Academic Research Support
The design logic, technical feasibility, and performance advantages of the aforementioned PoQ mechanism have been validated through dedicated academic research. For detailed insights, refer to the following papers:
- Design and Evaluation of Cost-Aware PoQ for Decentralized LLM Inference: Proposes a cost-aware PoQ framework that integrates efficiency metrics into incentive mechanisms. It achieves dynamic balance between quality and cost through a unified evaluation pipeline, verifying the practicality and economic sustainability of the multi-dimensional evaluation system.
- Optimistic TEE-Rollups: A Hybrid Architecture for Scalable and Verifiable Generative AI Inference on Blockchain: Presents a hybrid verification protocol that provides the underlying architecture for on-chain verifiable proofs. By combining Trusted Execution Environments (TEE) with zero-knowledge spot checks, it resolves the trilemma of verifiability in decentralized inference and further enhances the security and efficiency of PoQ proofs.
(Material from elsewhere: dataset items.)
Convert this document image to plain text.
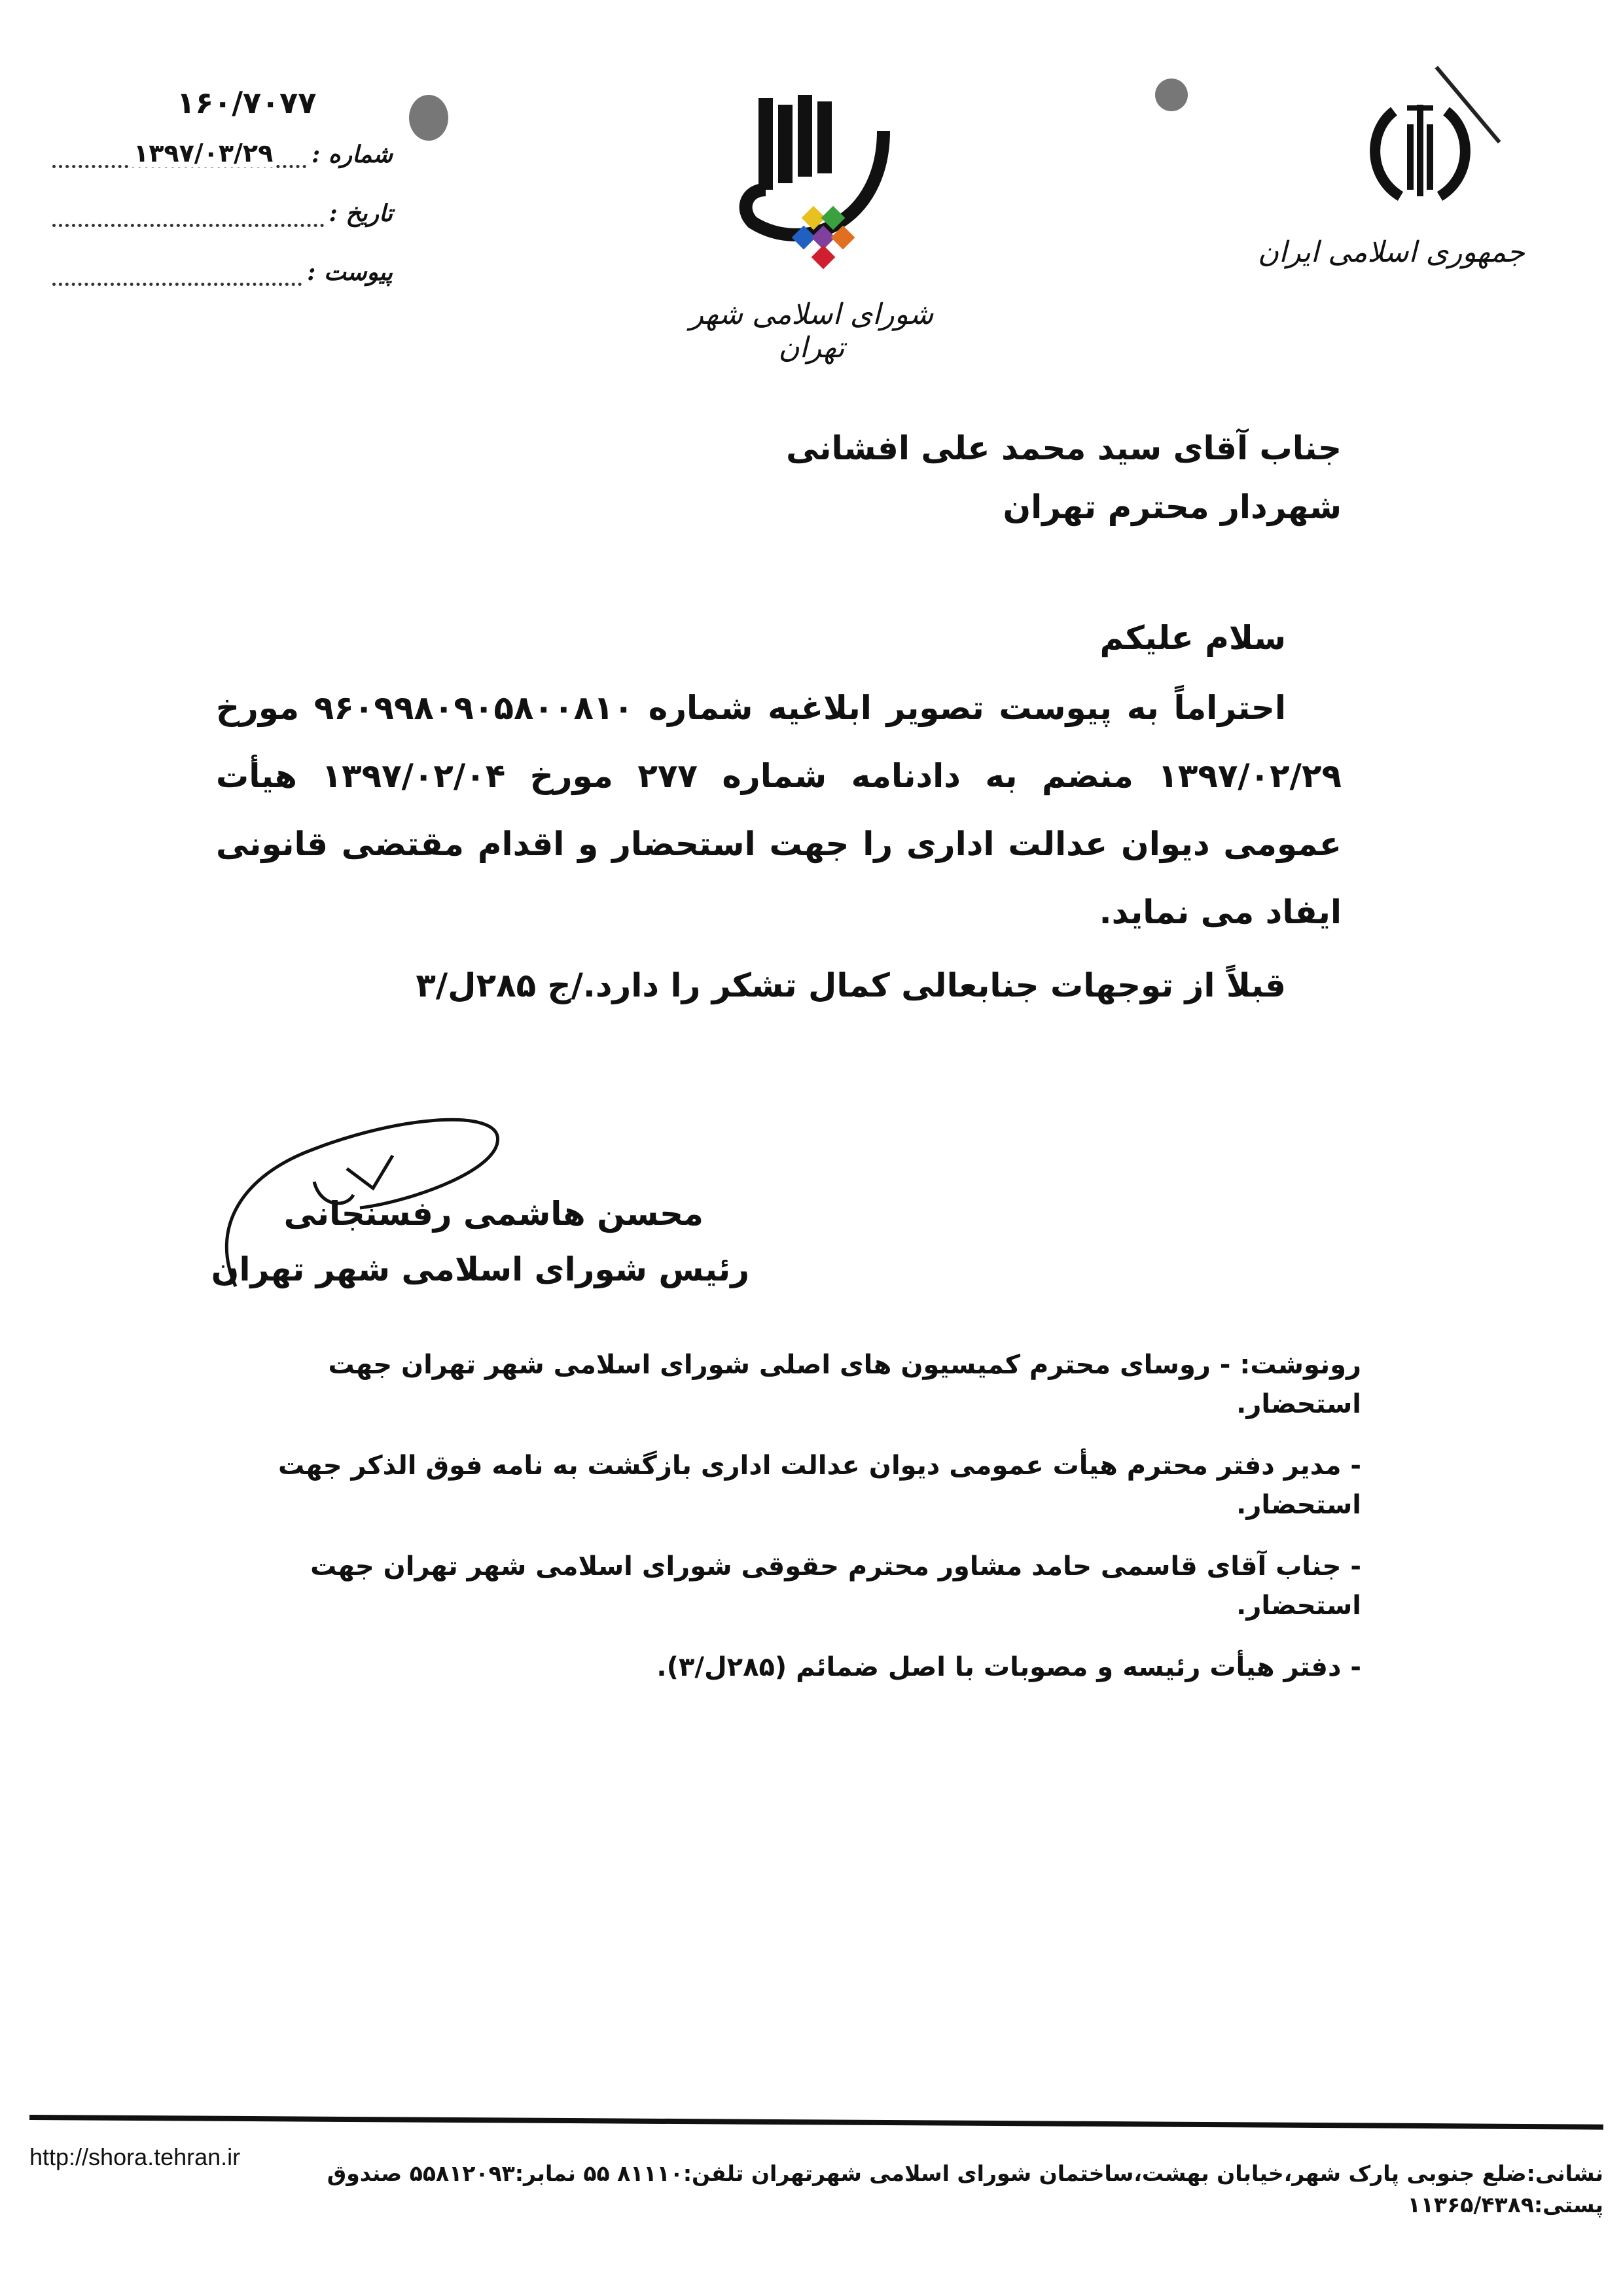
۱۶۰/۷۰۷۷
شماره :
۱۳۹۷/۰۳/۲۹
تاریخ :
پیوست :
شورای اسلامی شهر تهران
جمهوری اسلامی ایران
جناب آقای سید محمد علی افشانی
شهردار محترم تهران
سلام علیکم
احتراماً به پیوست تصویر ابلاغیه شماره ۹۶۰۹۹۸۰۹۰۵۸۰۰۸۱۰ مورخ ۱۳۹۷/۰۲/۲۹ منضم به دادنامه شماره ۲۷۷ مورخ ۱۳۹۷/۰۲/۰۴ هیأت عمومی دیوان عدالت اداری را جهت استحضار و اقدام مقتضی قانونی ایفاد می نماید.
قبلاً از توجهات جنابعالی کمال تشکر را دارد./ج ۲۸۵ل/۳
محسن هاشمی رفسنجانی
رئیس شورای اسلامی شهر تهران
رونوشت: - روسای محترم کمیسیون های اصلی شورای اسلامی شهر تهران جهت استحضار.
- مدیر دفتر محترم هیأت عمومی دیوان عدالت اداری بازگشت به نامه فوق الذکر جهت استحضار.
- جناب آقای قاسمی حامد مشاور محترم حقوقی شورای اسلامی شهر تهران جهت استحضار.
- دفتر هیأت رئیسه و مصوبات با اصل ضمائم (۲۸۵ل/۳).
http://shora.tehran.ir
نشانی:ضلع جنوبی پارک شهر،خیابان بهشت،ساختمان شورای اسلامی شهرتهران تلفن:۸۱۱۱۰ ۵۵ نمابر:۵۵۸۱۲۰۹۳ صندوق پستی:۱۱۳۶۵/۴۳۸۹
- Adaptive and Robust Cost-Aware Proof of Quality for Decentralized LLM Inference Networks: Extends the cost-aware PoQ mechanism with adversary-resilient consensus formation, integrating robust aggregation rules (median, trimmed mean) and an adaptive trust-weighted consensus strategy that updates evaluator weights based on deviation signals. Through experiments on question answering and summarization tasks with four adversarial attack strategies, it verifies that robust aggregation improves the alignment of consensus scores with ground truth proxies and reduces sensitivity to noisy and strategic attacks, while also clarifying the operational trade-offs between evaluator sampling size, robustness, reward variance and evaluation overhead, providing practical guidance for PoQ deployment under adversarial risks and resource constraints.